When I moved to Texas almost 20 years ago, Dallas and it’s suburbs all used the same area code, as well as towns as far as 70 miles east of here. Now there’s three area codes for Dallas alone, and another one for the cities east of here that used to share 214.
When I was a kid we used to make prank calls, and never worried about getting caught. I remember one time deciding it would be fun to leave a prank message on somebody’s answering machine. I had to call about 15-20 doctors and lawyers before I found one with an answering machine.
My dad was born in the bathtub of his immigrant homesteader, lumberjack father’s log cabin on the northern edge of the Great Plain in Saskatchewan in 1915. They, of course, had an outhouse and were without electricity. The nearest town was Prince Albert.

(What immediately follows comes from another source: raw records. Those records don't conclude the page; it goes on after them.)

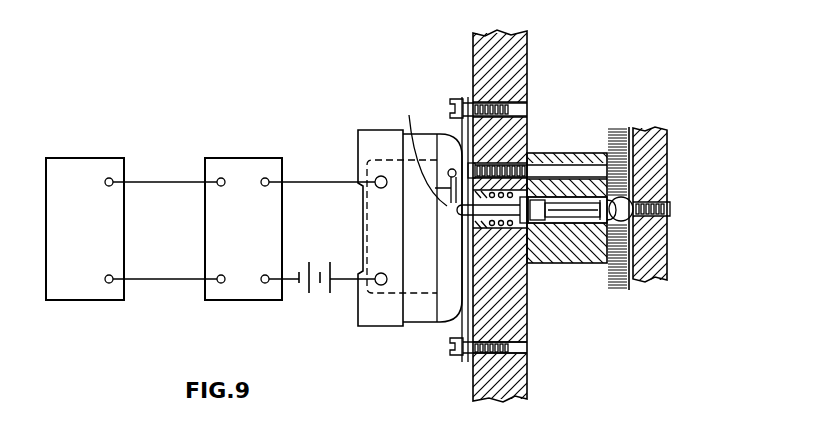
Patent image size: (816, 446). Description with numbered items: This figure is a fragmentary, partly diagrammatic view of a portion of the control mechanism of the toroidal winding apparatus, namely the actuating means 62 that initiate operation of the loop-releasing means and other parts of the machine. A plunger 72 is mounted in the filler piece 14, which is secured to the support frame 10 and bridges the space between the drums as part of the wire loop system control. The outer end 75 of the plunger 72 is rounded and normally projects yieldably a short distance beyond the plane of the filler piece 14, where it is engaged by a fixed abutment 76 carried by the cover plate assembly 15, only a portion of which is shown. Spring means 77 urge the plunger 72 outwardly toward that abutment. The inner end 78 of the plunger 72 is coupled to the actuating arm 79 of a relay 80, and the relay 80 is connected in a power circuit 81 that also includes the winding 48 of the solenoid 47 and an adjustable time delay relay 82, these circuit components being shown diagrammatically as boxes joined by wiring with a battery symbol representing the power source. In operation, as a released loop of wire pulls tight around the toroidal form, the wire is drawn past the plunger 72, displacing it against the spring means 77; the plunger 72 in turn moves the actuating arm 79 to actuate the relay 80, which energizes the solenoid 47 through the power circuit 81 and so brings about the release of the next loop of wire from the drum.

The support frame 10 is at (473, 50).
The filler plate 14 is at (593, 264).
The cover plate assembly 15 is at (670, 167).
The solenoid 47 is at (104, 155).
The winding 48 is at (62, 168).
The actuating means 62 is at (632, 104).
The plunger 72 is at (577, 184).
The outer end 75 is at (608, 228).
The fixed abutment 76 is at (627, 214).
The spring means 77 is at (508, 172).
The inner end 78 is at (494, 210).
The actuating arm 79 is at (432, 229).
The relay 80 is at (382, 135).
The power circuit 81 is at (296, 296).
The adjustable time delay relay 82 is at (230, 163).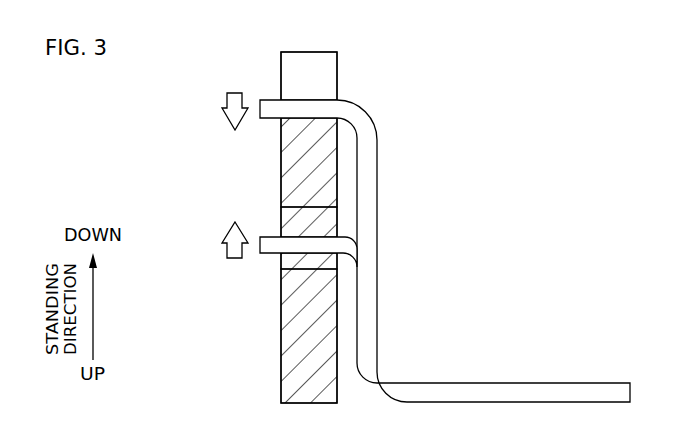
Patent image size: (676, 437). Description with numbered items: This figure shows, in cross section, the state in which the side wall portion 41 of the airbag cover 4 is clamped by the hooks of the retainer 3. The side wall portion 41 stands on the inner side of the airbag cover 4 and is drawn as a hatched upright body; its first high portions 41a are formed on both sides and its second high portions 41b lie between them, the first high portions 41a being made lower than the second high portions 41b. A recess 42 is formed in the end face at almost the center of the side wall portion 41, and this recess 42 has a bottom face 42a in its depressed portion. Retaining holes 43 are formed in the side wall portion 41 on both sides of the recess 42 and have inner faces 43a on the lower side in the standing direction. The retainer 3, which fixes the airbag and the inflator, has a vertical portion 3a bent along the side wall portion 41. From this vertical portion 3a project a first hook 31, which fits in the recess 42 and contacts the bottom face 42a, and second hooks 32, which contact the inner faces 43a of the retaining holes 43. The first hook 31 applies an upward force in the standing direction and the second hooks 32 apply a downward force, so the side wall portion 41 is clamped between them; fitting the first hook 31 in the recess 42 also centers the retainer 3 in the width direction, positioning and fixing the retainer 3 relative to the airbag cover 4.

The retainer 3 is at (445, 236).
The vertical portion 3a is at (378, 331).
The first hook 31 is at (378, 124).
The second hook 32 is at (378, 262).
The airbag cover 4 is at (199, 130).
The side wall portion 41 is at (258, 207).
The first high portion 41a is at (281, 327).
The second high portion 41b is at (281, 165).
The recess 42 is at (311, 60).
The bottom face 42a is at (310, 117).
The retaining hole 43 is at (281, 269).
The inner face 43a is at (309, 236).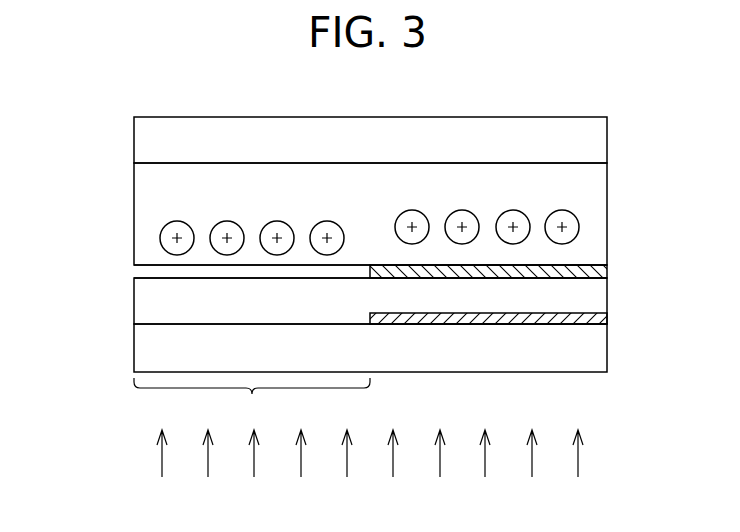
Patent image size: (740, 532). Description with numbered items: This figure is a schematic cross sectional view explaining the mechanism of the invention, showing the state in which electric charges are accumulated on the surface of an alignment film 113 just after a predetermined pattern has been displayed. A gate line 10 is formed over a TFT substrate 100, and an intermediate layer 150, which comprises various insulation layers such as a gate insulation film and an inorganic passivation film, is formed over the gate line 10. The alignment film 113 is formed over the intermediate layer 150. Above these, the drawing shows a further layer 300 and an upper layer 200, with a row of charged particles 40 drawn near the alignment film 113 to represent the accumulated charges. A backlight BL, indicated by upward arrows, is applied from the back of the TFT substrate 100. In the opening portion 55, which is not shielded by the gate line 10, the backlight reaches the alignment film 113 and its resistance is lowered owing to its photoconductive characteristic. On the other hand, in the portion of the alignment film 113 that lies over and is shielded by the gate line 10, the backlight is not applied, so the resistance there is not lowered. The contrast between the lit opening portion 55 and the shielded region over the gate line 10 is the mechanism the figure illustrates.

The upper substrate / color filter substrate 200 is at (590, 146).
The liquid crystal layer 300 is at (590, 187).
The liquid crystal molecules / spacers 40 is at (577, 219).
The alignment film 113 is at (593, 277).
The intermediate layer 150 is at (592, 298).
The gate line 10 is at (590, 327).
The TFT substrate 100 is at (592, 356).
The opening portion 55 is at (252, 402).
The backlight BL is at (370, 467).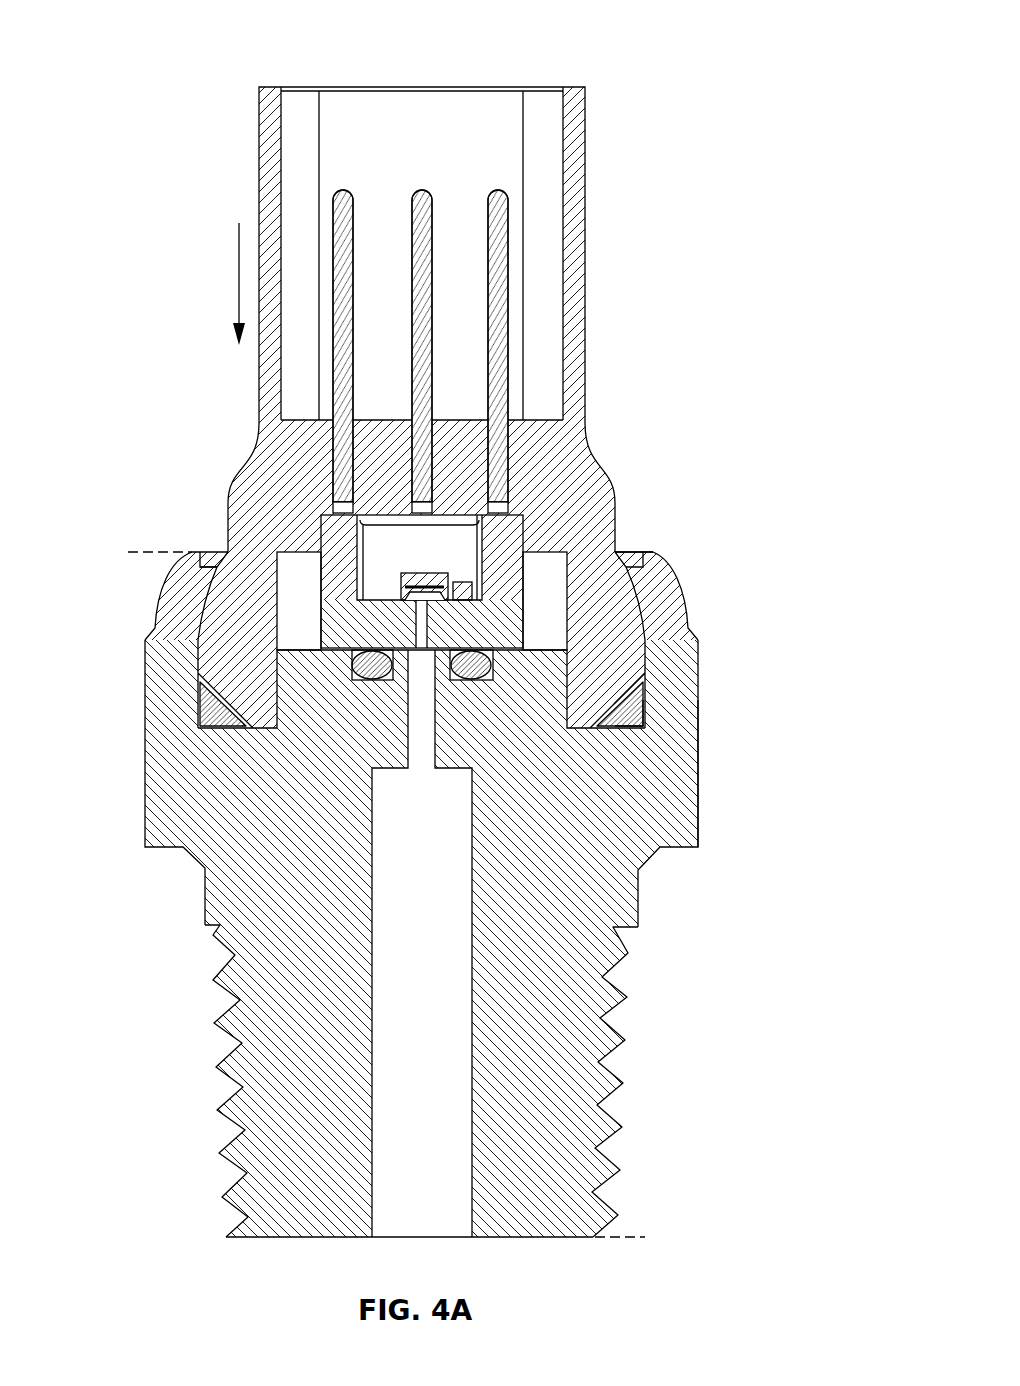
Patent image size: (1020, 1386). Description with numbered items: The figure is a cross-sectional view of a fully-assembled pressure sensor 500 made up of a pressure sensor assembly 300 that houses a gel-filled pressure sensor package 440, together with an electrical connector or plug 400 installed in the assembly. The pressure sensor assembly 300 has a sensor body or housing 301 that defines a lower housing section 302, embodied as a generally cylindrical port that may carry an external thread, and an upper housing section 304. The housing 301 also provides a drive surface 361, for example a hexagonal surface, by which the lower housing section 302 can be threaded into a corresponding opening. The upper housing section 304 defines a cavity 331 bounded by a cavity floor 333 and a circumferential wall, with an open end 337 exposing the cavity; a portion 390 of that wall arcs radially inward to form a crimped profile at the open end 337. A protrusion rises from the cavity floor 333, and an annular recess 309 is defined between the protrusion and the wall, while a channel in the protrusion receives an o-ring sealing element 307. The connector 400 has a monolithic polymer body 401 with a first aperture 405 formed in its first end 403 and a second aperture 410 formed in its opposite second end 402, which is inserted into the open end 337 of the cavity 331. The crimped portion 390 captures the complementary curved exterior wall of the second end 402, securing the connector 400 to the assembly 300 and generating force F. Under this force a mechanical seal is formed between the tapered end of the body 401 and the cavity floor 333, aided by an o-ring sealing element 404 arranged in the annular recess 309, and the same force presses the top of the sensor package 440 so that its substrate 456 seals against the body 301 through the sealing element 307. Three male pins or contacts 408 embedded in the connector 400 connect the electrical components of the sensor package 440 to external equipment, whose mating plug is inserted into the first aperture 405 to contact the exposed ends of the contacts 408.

The pressure sensor assembly 300 is at (448, 872).
The sensor body or housing 301 is at (663, 803).
The lower housing section 302 is at (640, 930).
The upper housing section 304 is at (135, 552).
The sealing element 307 is at (372, 668).
The annular recess 309 is at (613, 683).
The cavity 331 is at (663, 568).
The cavity floor 333 is at (627, 730).
The open end 337 is at (630, 529).
The drive surface 361 is at (698, 775).
The portion of wall 390 is at (200, 570).
The electrical connector or plug 400 is at (448, 621).
The body 401 is at (567, 448).
The second end 402 is at (605, 615).
The first end 403 is at (575, 168).
The sealing element 404 is at (633, 708).
The first aperture 405 is at (444, 156).
The male pins or contacts 408 is at (498, 310).
The second aperture 410 is at (567, 603).
The pressure sensor package 440 is at (445, 541).
The substrate 456 is at (343, 623).
The fully-assembled pressure sensor 500 is at (454, 407).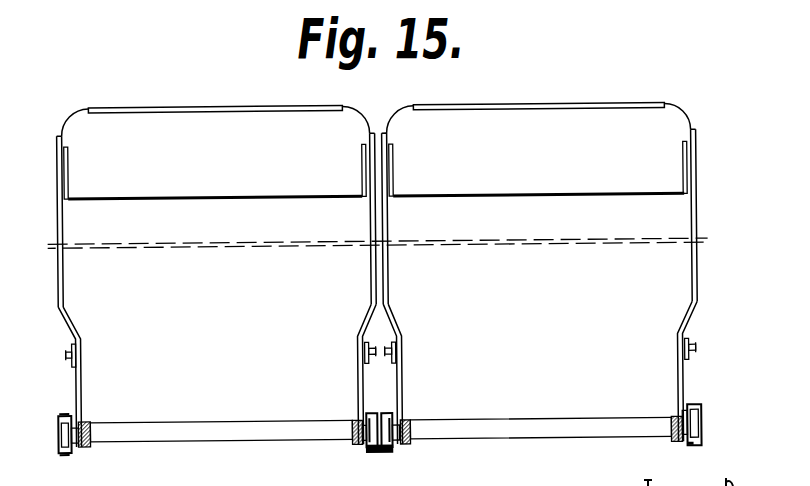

Fishing was not so much sport as a necessary way to supplement protein in the family’s diet. Those of my father’s 10 siblings who survived childhood all graduated from high school. College was not an expectation for many in those days, but before the war, my father did manage to get in a couple of semesters before the cost became unbearable (no student loans in those days).
That was plenty to make him management material, and he held a few jobs that I imagine today require some kind of Masters’ degree. One such was manager of a pineapple plantation in Hawaii - the job he held when he watched the Japanese sneak attack on Pearl Harbor.
WWII was something that affected the lives of almost everyone of my parents’ generation personally. We of the Vietnam generation were largely able to miss that immediate, personal effect.
The digital stuff that those who can recall, at the earliest, the Challenger explosion grew up with is of major note, but I feel like my father and my grandfather traveled courses in time that are hard to rival.
My kids don’t know what commercial tv is. They watch media constantly, but its all on DVD or TiVo. Live TV is so alien to them that they get confused when something can’t be watched again or paused or we have to sit through a commericial.